Circulating re-entrant waves promote maturation of hiPSC-derived cardiomyocytes in self-organized tissue ring.

机构信息

Department of Cardiovascular Surgery, Osaka University Graduate School of Medicine, 2-2 Yamadaoka, Suita, Osaka, 565-0871, Japan.

Center for Quantitative Biology and Peking-Tsinghua Center for Life Sciences, Academy for Advanced Interdisciplinary Studies, Peking University, 100871, Beijing, China.

出版信息

Commun Biol. 2020 Mar 13;3(1):122. doi: 10.1038/s42003-020-0853-0.
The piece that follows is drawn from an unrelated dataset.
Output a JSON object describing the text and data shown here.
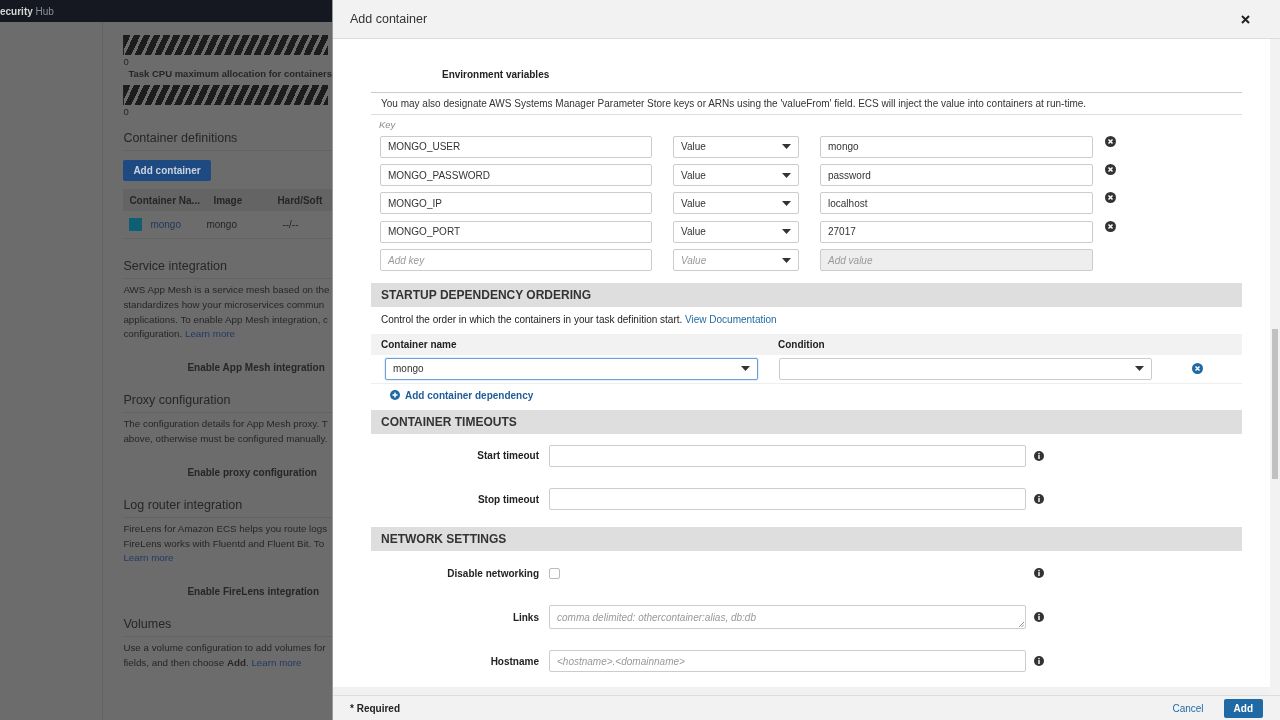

DOI:10.1038/s42003-020-0853-0
PMID:32170165
原文链接:https://pmc.ncbi.nlm.nih.gov/articles/PMC7070090/
Abstract

Directed differentiation methods allow acquisition of high-purity cardiomyocytes differentiated from human induced pluripotent stem cells (hiPSCs); however, their immaturity characteristic limits their application for drug screening and regenerative therapy. The rapid electrical pacing of cardiomyocytes has been used for efficiently promoting the maturation of cardiomyocytes, here we describe a simple device in modified culture plate on which hiPSC-derived cardiomyocytes can form three-dimensional self-organized tissue rings (SOTRs). Using calcium imaging, we show that within the ring, reentrant waves (ReWs) of action potential spontaneously originated and ran robustly at a frequency up to 4 Hz. After 2 weeks, SOTRs with ReWs show higher maturation including structural organization, increased cardiac-specific gene expression, enhanced Ca-handling properties, an increased oxygen-consumption rate, and enhanced contractile force. We subsequently use a mathematical model to interpret the origination, propagation, and long-term behavior of the ReWs within the SOTRs.

摘要

定向分化方法可获得高纯度的人诱导多能干细胞(hiPSC)分化的心肌细胞;然而,其不成熟的特性限制了它们在药物筛选和再生治疗中的应用。心肌细胞的快速电起搏已被用于有效促进心肌细胞的成熟,在此我们描述了一种在改良培养板上的简单装置,其上 hiPSC 衍生的心肌细胞可形成三维自组织组织环(SOTR)。通过钙成像,我们显示在环内,动作电位的折返波(ReW)自发起源,并以高达 4 Hz 的频率稳健运行。2 周后,具有 ReW 的 SOTR 表现出更高的成熟度,包括结构组织、增加的心脏特异性基因表达、增强的钙处理特性、增加的耗氧量和增强的收缩力。随后,我们使用数学模型来解释 SOTR 内 ReW 的起源、传播和长期行为。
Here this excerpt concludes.